Textron reported a lower-than-expected quarterly profit on Thursday, hit by a drop in sales of its turboprop aircraft as well as flat deliveries of its flagship Cessna business jets, sending shares down 10 percent.
Textron delivered just 41 business jets in the third quarter ended Sept. 29, flat compared to a year ago after growing in each of the first two quarters of this year.
Turboprop sales sank to 43 planes from 57 a year earlier, reducing revenue in the company’s main Aviation unit by 2 percent and helping drag profit down to 61 cents per share, well below Wall Street’s estimate of 76 cents.
Worldwide business jet sales took a hit during the financial crisis and have struggled to recover since, with 2017 aircraft deliveries only around half a peak of 1,317 hit in 2008.

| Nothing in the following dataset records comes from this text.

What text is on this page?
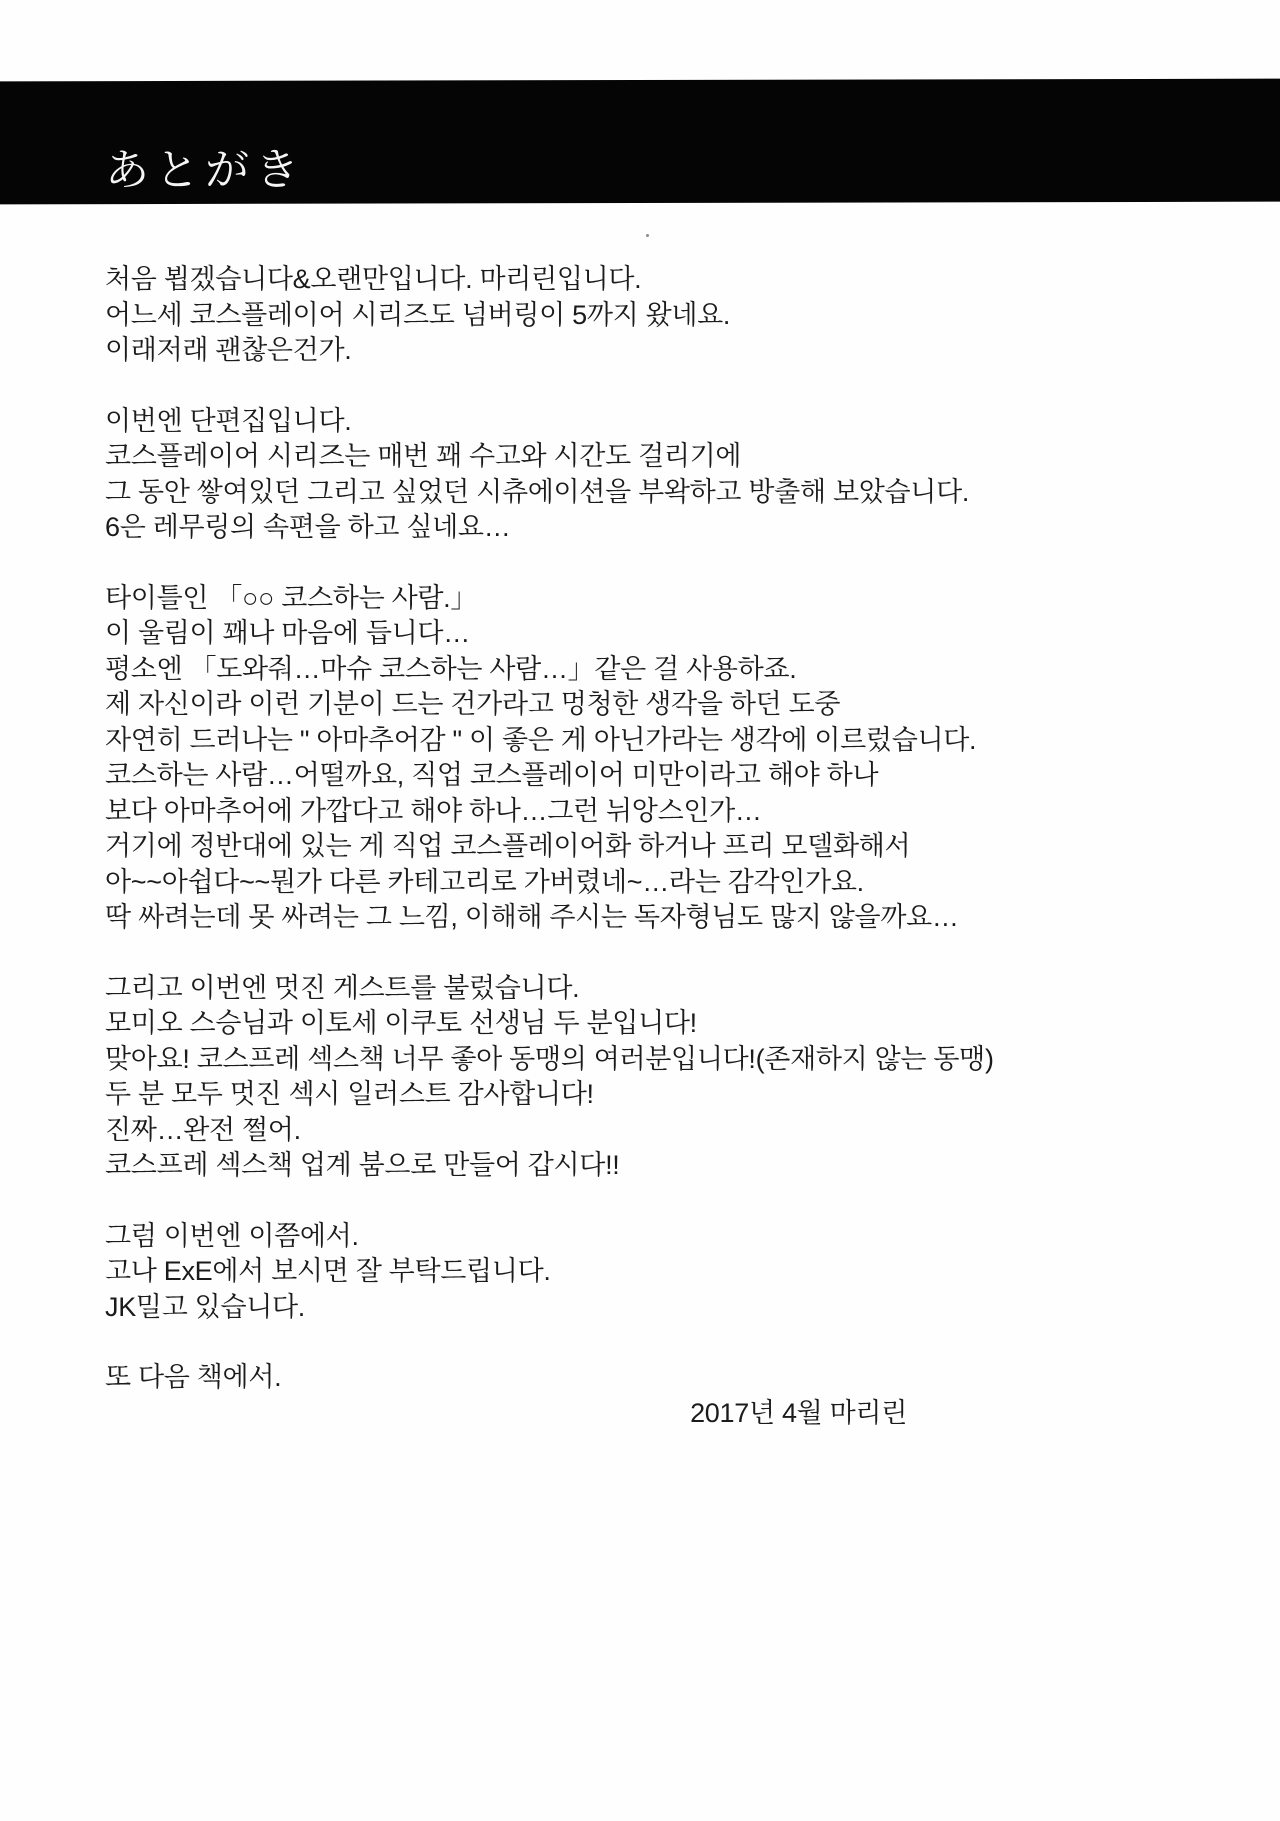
あとがき
처음 뵙겠습니다&오랜만입니다. 마리린입니다.
어느세 코스플레이어 시리즈도 넘버링이 5까지 왔네요.
이래저래 괜찮은건가.
이번엔 단편집입니다.
코스플레이어 시리즈는 매번 꽤 수고와 시간도 걸리기에
그 동안 쌓여있던 그리고 싶었던 시츄에이션을 부왁하고 방출해 보았습니다.
6은 레무링의 속편을 하고 싶네요…
타이틀인 「○○ 코스하는 사람.」
이 울림이 꽤나 마음에 듭니다…
평소엔 「도와줘…마슈 코스하는 사람…」같은 걸 사용하죠.
제 자신이라 이런 기분이 드는 건가라고 멍청한 생각을 하던 도중
자연히 드러나는 " 아마추어감 " 이 좋은 게 아닌가라는 생각에 이르렀습니다.
코스하는 사람…어떨까요, 직업 코스플레이어 미만이라고 해야 하나
보다 아마추어에 가깝다고 해야 하나…그런 뉘앙스인가…
거기에 정반대에 있는 게 직업 코스플레이어화 하거나 프리 모델화해서
아~~아쉽다~~뭔가 다른 카테고리로 가버렸네~…라는 감각인가요.
딱 싸려는데 못 싸려는 그 느낌, 이해해 주시는 독자형님도 많지 않을까요…
그리고 이번엔 멋진 게스트를 불렀습니다.
모미오 스승님과 이토세 이쿠토 선생님 두 분입니다!
맞아요! 코스프레 섹스책 너무 좋아 동맹의 여러분입니다!(존재하지 않는 동맹)
두 분 모두 멋진 섹시 일러스트 감사합니다!
진짜…완전 쩔어.
코스프레 섹스책 업계 붐으로 만들어 갑시다!!
그럼 이번엔 이쯤에서.
고나 ExE에서 보시면 잘 부탁드립니다.
JK밀고 있습니다.
또 다음 책에서.
2017년 4월 마리린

Numbers had finally begun to improve, however, driven by tax windfall handed to corporate America by U.S. President Donald Trumpin January and jet sales are expected to rise 8 percent in 2019.
“Investor reaction to this miss likely will be keyed to management color on aviation demand,” Cowen & Co. analyst Cai von Rumohr said in a note.
The company was starting a call with analysts on the results at 8 a.m. ET.
Sales in Textron’s industrial products unit, which makes all-terrain vehicles, golf cars, and snowmobiles, fell 10.7 percent to $930 million, mainly due to the sale of its tools and test equipment business to Emerson Electric.
Sales in the company’s systems business also fell 5.2 percent to $770 million, hurt by lower deliveries of tactical armoured patrol vehicles. The unit also makes unmanned aircraft and flight simulators.
Total revenue fell about 8.2 percent to $3.20 billion, missing analysts’ average estimate of $3.53 billion, according to Refinitiv data.
The company also narrowed its 2018 earnings per share forecast to a range of $3.20 to $3.30, from $3.15 to $3.35.